Entre elas, figura no primeiro lugar da lista de peixes exóticos invasores, o tucunaré. (veja aqui, na página 51).
Portanto, soltá-los se configura crime ambiental, de acordo com a Lei Federal Nº 9.605 (leia aqui, na página 22), embora muitos campeonatos de pesca esportiva na Costa Oeste imponham a sua soltura.
Pior: Foz do Iguaçu e outros municípios da região Oeste têm leis que obrigam a soltura desses peixes, depois de capturados, mesmo sendo isso um crime ambiental.
Pior ainda: o deputado estadual Matheus Vermelho, eleito por Foz do Iguaçu, apresentou um projeto de Lei da Assembleia Legislativa do Paraná semelhante, para exigir a soltura dessa espécie em todo o Estado.
As outras espécies consideradas exóticas no Paraná são:
- Bagre-africano
- Tambaqui
- Carpa-capim
- Carpa-comum
- Jejú
- Cará
- Morenita, tuvira
- Bananinha
- Trairão
- Mato-grosso
Resumo da ópera, segundo o IAT:
Em virtude do impacto causado por espécies exóticas invasoras e pela falta de políticas de prevenção e controle, a contaminação biológica pode ser comparada à destruição de habitats e às mudanças climáticas, importantes agentes de mudança global.

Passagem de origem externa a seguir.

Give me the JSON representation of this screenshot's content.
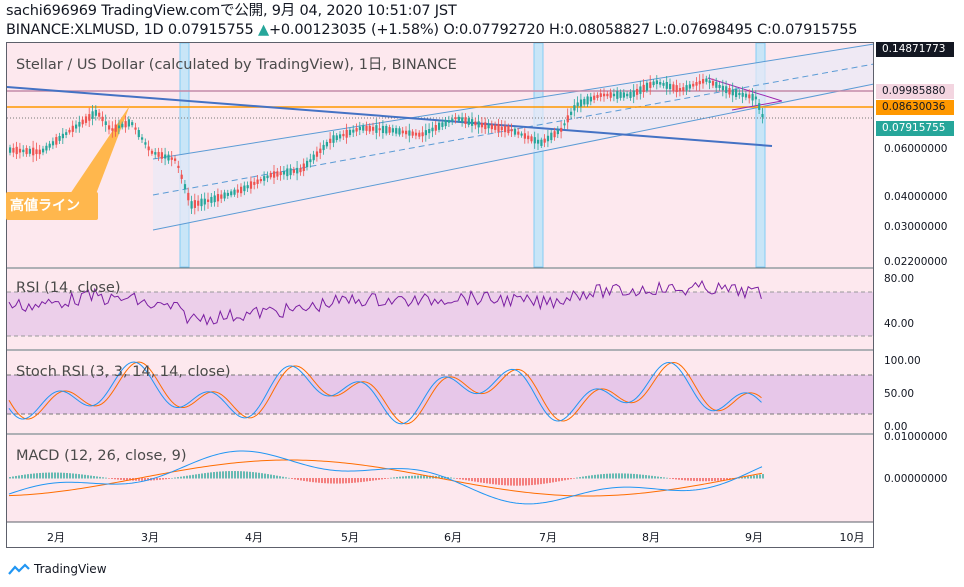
{
  "header": {
    "line1": "sachi696969 TradingView.comで公開, 9月 04, 2020 10:51:07 JST",
    "symbol": "BINANCE:XLMUSD, 1D 0.07915755",
    "up_arrow": "▲",
    "change": "+0.00123035 (+1.58%)",
    "ohlc": "O:0.07792720 H:0.08058827 L:0.07698495 C:0.07915755"
  },
  "panes": {
    "price_title": "Stellar / US Dollar (calculated by TradingView), 1日, BINANCE",
    "rsi_title": "RSI (14, close)",
    "stoch_title": "Stoch RSI (3, 3, 14, 14, close)",
    "macd_title": "MACD (12, 26, close, 9)"
  },
  "annotation": {
    "label": "高値ライン",
    "color": "#ffb74d"
  },
  "price_axis": {
    "ticks": [
      "0.06000000",
      "0.04000000",
      "0.03000000",
      "0.02200000"
    ],
    "top_tag": "0.14871773",
    "tags": [
      {
        "text": "0.09985880",
        "bg": "#f3d5e0",
        "fg": "#131722"
      },
      {
        "text": "0.08630036",
        "bg": "#ff9800",
        "fg": "#131722"
      },
      {
        "text": "0.07915755",
        "bg": "#26a69a",
        "fg": "#ffffff"
      }
    ]
  },
  "rsi_axis": [
    "80.00",
    "40.00"
  ],
  "stoch_axis": [
    "100.00",
    "50.00",
    "0.00"
  ],
  "macd_axis": [
    "0.01000000",
    "0.00000000"
  ],
  "months": [
    "2月",
    "3月",
    "4月",
    "5月",
    "6月",
    "7月",
    "8月",
    "9月",
    "10月"
  ],
  "colors": {
    "bull": "#26a69a",
    "bear": "#ef5350",
    "rsi": "#7b1fa2",
    "stoch_k": "#2196f3",
    "stoch_d": "#ff6d00",
    "macd": "#2196f3",
    "signal": "#ff6d00",
    "channel": "#5b9bd5",
    "resistance": "#ff9800",
    "pane_bg": "#fde8ee"
  },
  "brand": "TradingView"
}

Quando uma espécie introduzida converte-se em invasora, a erradicação é difícil e, geralmente muito cara. Dependendo da espécie e da forma de vida dos organismos (peixes em grandes rios, por exemplo), fica impossível a erradicação e os danos causados podem ser irreversíveis. Assim, as ações de prevenção de introduções devem ser prioritárias.